Version Control with Git
- Introduction
Topics
- Introduction
- Setting Up Git
- Creating a Repository
- Tracking Changes
- Exploring History
- Collaborating
- Conflicts
- Ignoring Things
Slides to accompany this material
Learning Objectives
- Understand when version control is useful and how it works
START
What is Version Control & Why should I use it?
Version control tools, also known as revision control or source control tools, track changes to files.
1. A More Efficient Backup + Reproducibility
We’ve all been in this situation before - it seems ridiculous to have multiple nearly-identical versions of the same document. Some word processors let us deal with this a little better, like Microsoft Word (“Track Changes”) or Google Docs version history.
BUT research isn’t just Words docs. With Version Control, at any point in the future, you can retrieve the correct versions of your documents, scripts or code. So, for example, a year after publication, you can get hold of the precise combination of scripts and data that you used to assemble a paper.

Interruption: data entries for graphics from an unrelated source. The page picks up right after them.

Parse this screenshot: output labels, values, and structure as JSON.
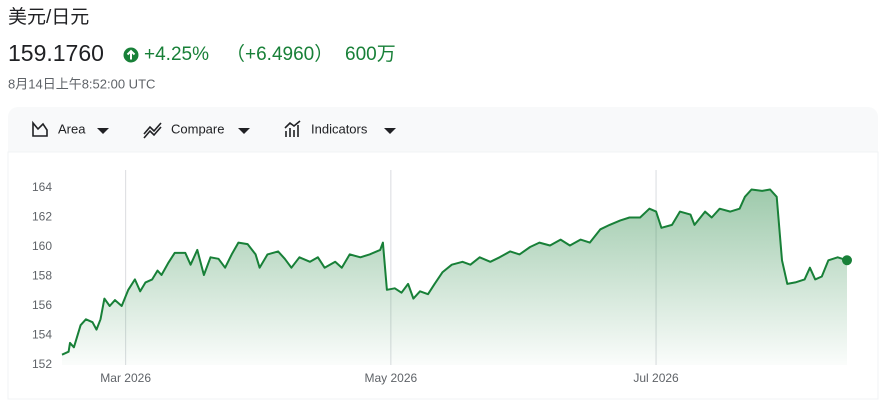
{
  "header": {
    "title": "美元/日元",
    "price": "159.1760",
    "change_percent": "+4.25%",
    "change_amount": "（+6.4960）",
    "volume": "600万",
    "timestamp": "8月14日上午8:52:00 UTC"
  },
  "toolbar": [
    "Area",
    "Compare",
    "Indicators"
  ],
  "chart_data": {
    "type": "area",
    "color": "#188038",
    "x": [
      2.52,
      2.57,
      2.58,
      2.61,
      2.66,
      2.7,
      2.75,
      2.78,
      2.81,
      2.84,
      2.88,
      2.92,
      2.97,
      3.02,
      3.07,
      3.11,
      3.15,
      3.2,
      3.24,
      3.27,
      3.32,
      3.37,
      3.45,
      3.49,
      3.54,
      3.59,
      3.64,
      3.7,
      3.75,
      3.8,
      3.85,
      3.92,
      3.98,
      4.01,
      4.07,
      4.15,
      4.2,
      4.25,
      4.31,
      4.39,
      4.45,
      4.5,
      4.58,
      4.63,
      4.69,
      4.77,
      4.84,
      4.92,
      4.94,
      4.97,
      5.03,
      5.08,
      5.13,
      5.17,
      5.22,
      5.28,
      5.33,
      5.39,
      5.46,
      5.54,
      5.6,
      5.67,
      5.75,
      5.82,
      5.9,
      5.97,
      6.05,
      6.12,
      6.2,
      6.28,
      6.35,
      6.43,
      6.5,
      6.58,
      6.65,
      6.73,
      6.8,
      6.88,
      6.95,
      7.0,
      7.04,
      7.12,
      7.18,
      7.26,
      7.29,
      7.37,
      7.42,
      7.48,
      7.56,
      7.63,
      7.67,
      7.72,
      7.8,
      7.86,
      7.91,
      7.95,
      7.99,
      8.05,
      8.12,
      8.16,
      8.2,
      8.25,
      8.3,
      8.37,
      8.44
    ],
    "values": [
      152.7,
      152.9,
      153.5,
      153.2,
      154.7,
      155.1,
      154.9,
      154.4,
      155.1,
      156.5,
      156.0,
      156.4,
      156.0,
      157.1,
      157.8,
      157.0,
      157.6,
      157.8,
      158.4,
      158.1,
      158.9,
      159.6,
      159.6,
      158.8,
      159.8,
      158.1,
      159.3,
      159.2,
      158.6,
      159.5,
      160.3,
      160.2,
      159.5,
      158.6,
      159.5,
      159.7,
      159.2,
      158.6,
      159.3,
      159.0,
      159.3,
      158.6,
      159.0,
      158.6,
      159.5,
      159.3,
      159.5,
      159.8,
      160.3,
      157.1,
      157.2,
      156.9,
      157.5,
      156.5,
      157.0,
      156.8,
      157.5,
      158.3,
      158.8,
      159.0,
      158.8,
      159.3,
      159.0,
      159.3,
      159.7,
      159.5,
      160.0,
      160.3,
      160.1,
      160.5,
      160.1,
      160.5,
      160.3,
      161.2,
      161.5,
      161.8,
      162.0,
      162.0,
      162.6,
      162.4,
      161.3,
      161.5,
      162.4,
      162.2,
      161.5,
      162.4,
      162.0,
      162.6,
      162.4,
      162.6,
      163.4,
      163.9,
      163.8,
      163.9,
      163.4,
      159.1,
      157.5,
      157.6,
      157.8,
      158.6,
      157.8,
      158.0,
      159.1,
      159.3,
      159.1
    ],
    "xlim": [
      2.52,
      8.44
    ],
    "xticks": [
      {
        "value": 3,
        "label": "Mar 2026"
      },
      {
        "value": 5,
        "label": "May 2026"
      },
      {
        "value": 7,
        "label": "Jul 2026"
      }
    ],
    "ylim": [
      152,
      165
    ],
    "yticks": [
      152,
      154,
      156,
      158,
      160,
      162,
      164
    ],
    "grid": "x"
  }
}
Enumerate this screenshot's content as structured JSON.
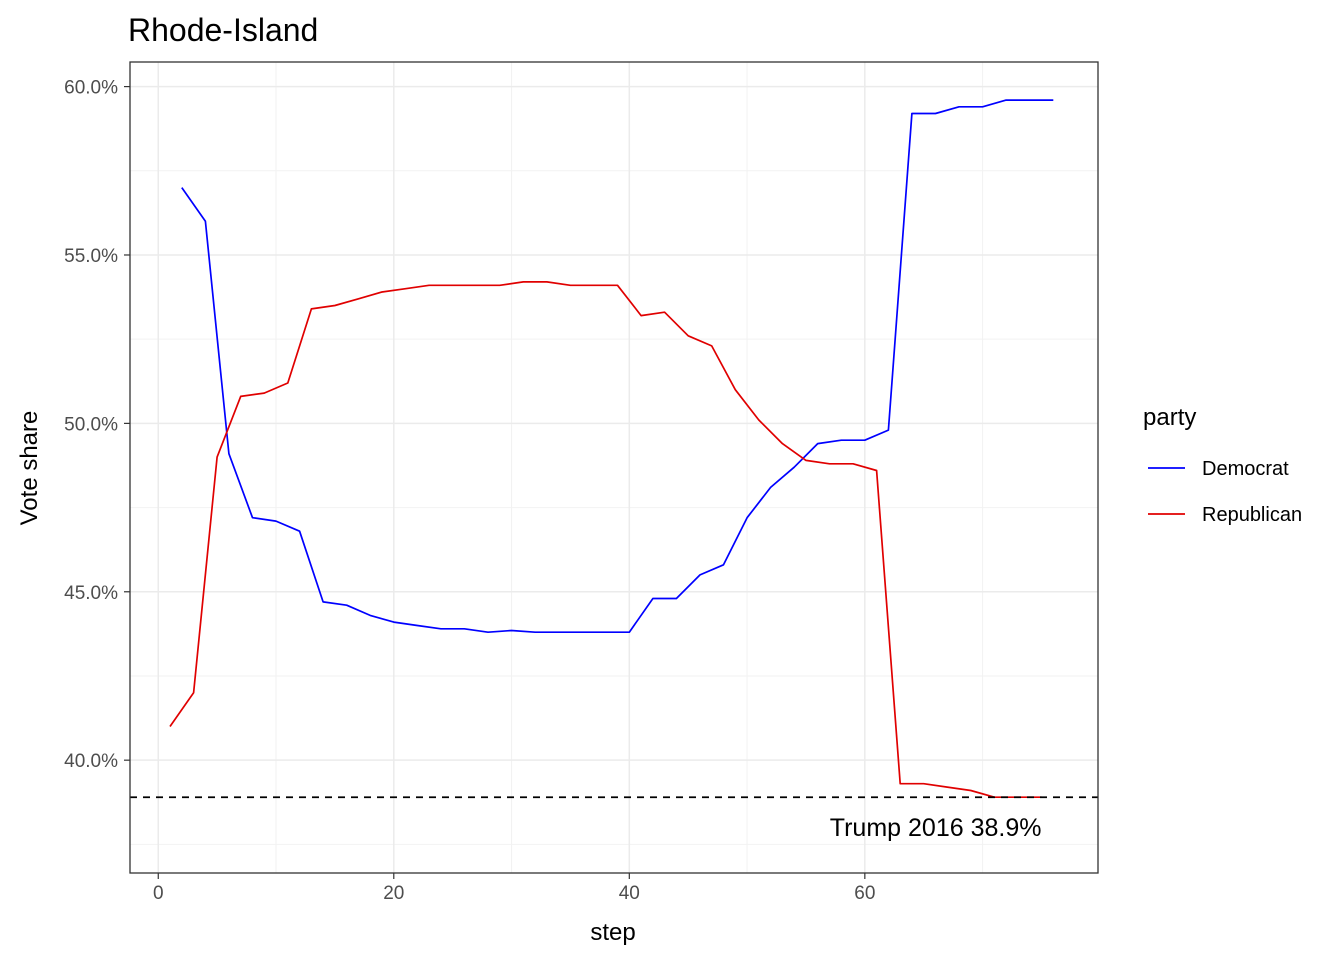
{
  "chart_data": {
    "type": "line",
    "title": "Rhode-Island",
    "xlabel": "step",
    "ylabel": "Vote share",
    "xlim": [
      -2.4,
      79.8
    ],
    "ylim": [
      0.3665,
      0.6073
    ],
    "x_ticks": [
      0,
      20,
      40,
      60
    ],
    "x_tick_labels": [
      "0",
      "20",
      "40",
      "60"
    ],
    "y_ticks": [
      0.4,
      0.45,
      0.5,
      0.55,
      0.6
    ],
    "y_tick_labels": [
      "40.0%",
      "45.0%",
      "50.0%",
      "55.0%",
      "60.0%"
    ],
    "grid": true,
    "legend": {
      "title": "party",
      "position": "right"
    },
    "series": [
      {
        "name": "Democrat",
        "color": "#0000ff",
        "points": [
          [
            2,
            0.57
          ],
          [
            4,
            0.56
          ],
          [
            6,
            0.491
          ],
          [
            8,
            0.472
          ],
          [
            10,
            0.471
          ],
          [
            12,
            0.468
          ],
          [
            14,
            0.447
          ],
          [
            16,
            0.446
          ],
          [
            18,
            0.443
          ],
          [
            20,
            0.441
          ],
          [
            22,
            0.44
          ],
          [
            24,
            0.439
          ],
          [
            26,
            0.439
          ],
          [
            28,
            0.438
          ],
          [
            30,
            0.4385
          ],
          [
            32,
            0.438
          ],
          [
            34,
            0.438
          ],
          [
            36,
            0.438
          ],
          [
            38,
            0.438
          ],
          [
            40,
            0.438
          ],
          [
            42,
            0.448
          ],
          [
            44,
            0.448
          ],
          [
            46,
            0.455
          ],
          [
            48,
            0.458
          ],
          [
            50,
            0.472
          ],
          [
            52,
            0.481
          ],
          [
            54,
            0.487
          ],
          [
            56,
            0.494
          ],
          [
            58,
            0.495
          ],
          [
            60,
            0.495
          ],
          [
            62,
            0.498
          ],
          [
            64,
            0.592
          ],
          [
            66,
            0.592
          ],
          [
            68,
            0.594
          ],
          [
            70,
            0.594
          ],
          [
            72,
            0.596
          ],
          [
            74,
            0.596
          ],
          [
            76,
            0.596
          ]
        ]
      },
      {
        "name": "Republican",
        "color": "#e00000",
        "points": [
          [
            1,
            0.41
          ],
          [
            3,
            0.42
          ],
          [
            5,
            0.49
          ],
          [
            7,
            0.508
          ],
          [
            9,
            0.509
          ],
          [
            11,
            0.512
          ],
          [
            13,
            0.534
          ],
          [
            15,
            0.535
          ],
          [
            17,
            0.537
          ],
          [
            19,
            0.539
          ],
          [
            21,
            0.54
          ],
          [
            23,
            0.541
          ],
          [
            25,
            0.541
          ],
          [
            27,
            0.541
          ],
          [
            29,
            0.541
          ],
          [
            31,
            0.542
          ],
          [
            33,
            0.542
          ],
          [
            35,
            0.541
          ],
          [
            37,
            0.541
          ],
          [
            39,
            0.541
          ],
          [
            41,
            0.532
          ],
          [
            43,
            0.533
          ],
          [
            45,
            0.526
          ],
          [
            47,
            0.523
          ],
          [
            49,
            0.51
          ],
          [
            51,
            0.501
          ],
          [
            53,
            0.494
          ],
          [
            55,
            0.489
          ],
          [
            57,
            0.488
          ],
          [
            59,
            0.488
          ],
          [
            61,
            0.486
          ],
          [
            63,
            0.393
          ],
          [
            65,
            0.393
          ],
          [
            67,
            0.392
          ],
          [
            69,
            0.391
          ],
          [
            71,
            0.389
          ],
          [
            73,
            0.389
          ],
          [
            75,
            0.389
          ]
        ]
      }
    ],
    "reference_line": {
      "y": 0.389,
      "style": "dashed",
      "color": "#000000"
    },
    "annotation": {
      "text": "Trump 2016 38.9%",
      "x": 75,
      "y": 0.3775
    }
  }
}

Version control makes reproducibility simpler. If you’re not using version control can you honestly say that your research is reproducible?
2. A Collaboration Tool
As well as maintaining a revison history, VC tools also help multiple authors collaborate on the same file or set of files.
VC is what professional software developers use to work in large teams and to keep track of what they’ve done. They know who has changed what and when. And who to blame when things break!
Every large software development project relies on VC, and most programmers use it for their small jobs as well.
VC isn’t just for software: papers, small data sets, and anything that changes over time, or needs to be shared can, and probably should be stored in a version control system.
We’ll look at both the backup and collaboration scenarios, but first it’s useful to understand what going on under the hood.
3. How do Version Control Tools Work?
Version control systems start by storing the base version of the file that you save and then store just the changes you made at each step on the way. You can think of it as a tape: if you rewind the tape and start at the base document, then you can play back each change and end up with your latest version.
Once you think of changes as separate from the document itself, you can then think about “playing back” different sets of changes onto the base document and getting different versions of the document. For example, two users can make independent sets of changes based on the same document.
If there aren’t conflicts, you can even try to play two sets of changes onto the same base document. A process call merging.
3. Version Control Alternatives
These are the most popular current Version Control systems.
Subversion has been around since about 2000, it was developed to replace the venerable Concurrent Versioning System (CVS) It introduced such revolutionary concepts as the ability to move and rename files whilst retaining their version history.
Both Mercurial and Git arose from the need to find a new Version Control System for the Linux Kernel, after BitKeeper became non-free in 2005.
Whereas with Subversion a single master copy of the repository (the files under version control) exists - the only place where all revision history is kept, Mercurial and Git are newer and work a little differently - they are Distributed Version control systems - each developer in a team has his own copy of the repository which are then synchronised. You can use Git without a network connection and there’s no single point of failuire.
Git was written by Linus Torvalds (maintainer of the Linux kernel), to scratch his own itch, so if you think it’s idiosyncractic in places, you know who to blame.
Git has found wider prominence partly through the rise of GitHub - a web based Git repository hosting service. GitHub also provide bells and whistles like bug tracking, task management and other tools for managing software projects.
You don’t need to use GitHub to employ Git, but we will use it today to demonstrate the use of remote repositories.